Q3 予算についてはどのようになっているのですか。
A3 予算は直接的には(社)日本海難防止協会の本部から支給されています。額的には年間約8,000万円で、一部、政府関係のプロジェクト等に関係する政府からの収入もありますが、予算のほぼ100%が日本財団の支援によるものとなっています。
 
7. 終わりに
 この度のシンガポール渡航における各機関の訪問の結果、シンガポールが、いかに自国の港のセキュリティに力を注いでいるかを知ることができた。日本では見られない警備体制やセキュリティのための新しいシステムなど、日本の海運業界および海上保安機関にとって参考となるものも多かった。また、NMCのような国際協力に力を入れている機関にも訪問でき、さらに大きな視点で物事を捉える重要性も再認識できた。シンガポールでのこの経験は、海上保安業務を担っていく我々にとって、非常に大きな糧となったと思う。

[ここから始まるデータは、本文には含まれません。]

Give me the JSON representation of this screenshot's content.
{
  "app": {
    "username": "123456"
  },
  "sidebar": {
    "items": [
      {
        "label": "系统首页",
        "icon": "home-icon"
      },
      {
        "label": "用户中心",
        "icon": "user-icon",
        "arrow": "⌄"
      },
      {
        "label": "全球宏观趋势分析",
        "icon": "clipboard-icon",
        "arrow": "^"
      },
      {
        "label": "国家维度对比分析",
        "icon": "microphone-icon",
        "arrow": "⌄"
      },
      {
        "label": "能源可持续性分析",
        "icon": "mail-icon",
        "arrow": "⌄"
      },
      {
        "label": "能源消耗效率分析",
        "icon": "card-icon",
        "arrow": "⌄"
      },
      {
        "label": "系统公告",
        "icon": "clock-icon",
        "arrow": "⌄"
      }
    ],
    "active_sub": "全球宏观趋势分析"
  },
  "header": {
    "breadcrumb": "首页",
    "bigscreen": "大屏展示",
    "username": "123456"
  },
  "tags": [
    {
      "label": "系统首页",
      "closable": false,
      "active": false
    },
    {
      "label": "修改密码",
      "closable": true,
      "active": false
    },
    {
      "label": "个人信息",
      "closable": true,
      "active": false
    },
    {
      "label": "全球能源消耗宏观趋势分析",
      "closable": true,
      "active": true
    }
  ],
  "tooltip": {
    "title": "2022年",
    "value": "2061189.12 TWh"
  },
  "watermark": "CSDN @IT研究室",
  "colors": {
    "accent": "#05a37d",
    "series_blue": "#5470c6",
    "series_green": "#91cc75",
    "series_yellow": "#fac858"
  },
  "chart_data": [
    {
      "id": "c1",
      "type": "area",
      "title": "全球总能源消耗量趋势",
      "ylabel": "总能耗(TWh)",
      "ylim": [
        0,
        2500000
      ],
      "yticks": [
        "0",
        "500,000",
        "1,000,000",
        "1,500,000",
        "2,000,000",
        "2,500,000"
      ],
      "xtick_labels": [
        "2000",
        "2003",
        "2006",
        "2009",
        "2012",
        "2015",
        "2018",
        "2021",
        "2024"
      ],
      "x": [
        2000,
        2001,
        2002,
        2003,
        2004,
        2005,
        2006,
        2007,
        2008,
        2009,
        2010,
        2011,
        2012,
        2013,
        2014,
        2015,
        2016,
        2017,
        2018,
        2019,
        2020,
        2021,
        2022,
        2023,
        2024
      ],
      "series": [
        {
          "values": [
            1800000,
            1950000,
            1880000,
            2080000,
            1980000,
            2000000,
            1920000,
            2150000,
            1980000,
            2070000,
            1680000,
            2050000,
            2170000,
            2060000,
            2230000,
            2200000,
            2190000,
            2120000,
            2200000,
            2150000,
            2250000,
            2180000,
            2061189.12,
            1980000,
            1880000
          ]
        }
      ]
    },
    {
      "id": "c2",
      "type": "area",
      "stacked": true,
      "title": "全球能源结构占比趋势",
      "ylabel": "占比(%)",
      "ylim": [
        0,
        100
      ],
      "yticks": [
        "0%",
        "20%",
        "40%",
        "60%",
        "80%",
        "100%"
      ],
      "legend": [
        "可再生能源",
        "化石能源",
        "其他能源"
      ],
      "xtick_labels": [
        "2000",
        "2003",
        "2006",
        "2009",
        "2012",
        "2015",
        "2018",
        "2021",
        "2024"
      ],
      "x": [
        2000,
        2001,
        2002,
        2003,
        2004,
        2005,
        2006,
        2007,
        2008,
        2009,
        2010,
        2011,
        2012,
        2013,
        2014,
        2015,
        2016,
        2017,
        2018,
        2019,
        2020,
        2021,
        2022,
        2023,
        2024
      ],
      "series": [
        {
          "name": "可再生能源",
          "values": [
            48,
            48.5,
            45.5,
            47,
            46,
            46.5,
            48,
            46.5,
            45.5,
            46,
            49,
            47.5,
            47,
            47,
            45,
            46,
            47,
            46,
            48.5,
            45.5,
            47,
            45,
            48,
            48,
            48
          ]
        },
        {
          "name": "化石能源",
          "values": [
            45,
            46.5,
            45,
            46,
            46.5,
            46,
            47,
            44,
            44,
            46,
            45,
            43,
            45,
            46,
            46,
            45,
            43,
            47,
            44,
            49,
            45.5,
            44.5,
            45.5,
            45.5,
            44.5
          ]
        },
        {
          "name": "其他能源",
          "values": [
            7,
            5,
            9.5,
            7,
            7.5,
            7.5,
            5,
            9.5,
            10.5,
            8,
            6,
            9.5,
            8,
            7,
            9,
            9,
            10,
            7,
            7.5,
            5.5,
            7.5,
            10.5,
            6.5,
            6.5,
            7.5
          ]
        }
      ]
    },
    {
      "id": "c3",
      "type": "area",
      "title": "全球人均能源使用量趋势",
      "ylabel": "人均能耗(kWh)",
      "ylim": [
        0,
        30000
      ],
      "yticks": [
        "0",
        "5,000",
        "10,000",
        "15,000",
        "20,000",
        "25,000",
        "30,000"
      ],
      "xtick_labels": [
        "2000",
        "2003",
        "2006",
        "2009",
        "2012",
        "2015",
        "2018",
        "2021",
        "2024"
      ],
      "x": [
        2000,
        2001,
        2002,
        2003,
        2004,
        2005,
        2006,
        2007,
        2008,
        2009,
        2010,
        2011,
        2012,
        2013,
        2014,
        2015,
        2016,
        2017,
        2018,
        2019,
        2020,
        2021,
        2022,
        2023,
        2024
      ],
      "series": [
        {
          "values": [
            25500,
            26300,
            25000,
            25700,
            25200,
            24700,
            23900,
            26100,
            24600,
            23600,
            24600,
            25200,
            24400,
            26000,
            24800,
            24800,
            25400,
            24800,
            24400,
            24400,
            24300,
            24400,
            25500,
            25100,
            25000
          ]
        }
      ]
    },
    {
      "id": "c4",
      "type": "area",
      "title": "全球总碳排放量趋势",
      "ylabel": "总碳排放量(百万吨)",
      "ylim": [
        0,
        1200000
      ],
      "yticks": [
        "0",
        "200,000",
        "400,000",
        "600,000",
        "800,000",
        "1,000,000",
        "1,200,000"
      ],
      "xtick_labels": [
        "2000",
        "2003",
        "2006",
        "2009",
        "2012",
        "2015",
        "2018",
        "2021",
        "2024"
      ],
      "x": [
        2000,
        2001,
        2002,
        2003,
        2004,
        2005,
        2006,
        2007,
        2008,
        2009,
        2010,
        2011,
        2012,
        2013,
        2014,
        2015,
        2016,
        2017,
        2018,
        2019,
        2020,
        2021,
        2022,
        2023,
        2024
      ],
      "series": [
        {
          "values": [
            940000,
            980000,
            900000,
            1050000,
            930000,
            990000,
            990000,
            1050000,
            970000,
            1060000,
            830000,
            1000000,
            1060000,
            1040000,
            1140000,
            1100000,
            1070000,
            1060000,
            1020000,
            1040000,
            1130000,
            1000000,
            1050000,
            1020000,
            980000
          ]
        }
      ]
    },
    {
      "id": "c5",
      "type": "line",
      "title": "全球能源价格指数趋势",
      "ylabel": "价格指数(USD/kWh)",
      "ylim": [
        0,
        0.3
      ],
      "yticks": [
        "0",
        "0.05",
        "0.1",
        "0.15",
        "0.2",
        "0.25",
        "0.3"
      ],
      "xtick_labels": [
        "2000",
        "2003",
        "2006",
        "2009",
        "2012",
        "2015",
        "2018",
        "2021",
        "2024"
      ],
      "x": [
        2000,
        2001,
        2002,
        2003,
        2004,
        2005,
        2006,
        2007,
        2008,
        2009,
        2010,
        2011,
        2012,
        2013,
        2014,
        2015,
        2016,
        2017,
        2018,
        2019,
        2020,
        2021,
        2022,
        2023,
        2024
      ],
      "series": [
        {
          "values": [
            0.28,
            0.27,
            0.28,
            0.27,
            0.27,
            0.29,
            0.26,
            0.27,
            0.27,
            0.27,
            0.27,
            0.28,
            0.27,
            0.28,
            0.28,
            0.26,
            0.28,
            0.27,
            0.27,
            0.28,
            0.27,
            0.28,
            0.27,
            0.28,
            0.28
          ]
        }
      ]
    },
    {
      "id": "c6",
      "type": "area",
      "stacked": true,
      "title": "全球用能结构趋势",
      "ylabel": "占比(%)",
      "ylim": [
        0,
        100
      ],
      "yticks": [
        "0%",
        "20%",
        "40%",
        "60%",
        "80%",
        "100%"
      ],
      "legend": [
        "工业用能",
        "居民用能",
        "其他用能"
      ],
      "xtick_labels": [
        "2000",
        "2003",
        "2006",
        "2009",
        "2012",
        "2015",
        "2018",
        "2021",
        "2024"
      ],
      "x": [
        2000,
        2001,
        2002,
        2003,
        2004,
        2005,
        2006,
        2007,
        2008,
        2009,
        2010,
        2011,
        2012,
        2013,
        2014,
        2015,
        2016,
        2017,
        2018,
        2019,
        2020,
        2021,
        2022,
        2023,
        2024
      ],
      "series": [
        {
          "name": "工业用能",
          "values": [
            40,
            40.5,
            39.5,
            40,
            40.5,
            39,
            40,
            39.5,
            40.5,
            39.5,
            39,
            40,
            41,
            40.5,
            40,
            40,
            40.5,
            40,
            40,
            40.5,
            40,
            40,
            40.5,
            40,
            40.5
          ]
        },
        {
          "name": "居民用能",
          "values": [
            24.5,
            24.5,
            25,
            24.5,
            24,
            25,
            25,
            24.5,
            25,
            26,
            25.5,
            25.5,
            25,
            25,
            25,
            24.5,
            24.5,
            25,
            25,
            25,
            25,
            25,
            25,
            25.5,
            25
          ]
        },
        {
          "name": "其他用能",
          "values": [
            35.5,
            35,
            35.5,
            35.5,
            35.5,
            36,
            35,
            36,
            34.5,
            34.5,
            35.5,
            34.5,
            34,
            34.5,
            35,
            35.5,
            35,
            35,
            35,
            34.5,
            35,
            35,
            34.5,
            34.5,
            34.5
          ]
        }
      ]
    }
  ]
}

 最後に、海事セキュリティについて研究している我々に対して、このような有意義な海外渡航研修の機会を与えてくださった日本財団、海上保安協会に深く感謝申し上げる。また、現地施設調査の調整に快くご協力してくださった日本海難防止協会シンガポール事務所市岡卓所長、施設見学に際し同行し色々な助言を下さった同事務所喜志多健史所長代理、Capt Mathew Mathai氏および同事務所の職員の方々、並びに調査にご協力いただいたPCG、CISCOおよびMPAの職員の皆様、加えて、事前準備の際に協力していただいた関係機関の方々にあらためて感謝の意を表し、本報告の結びとする。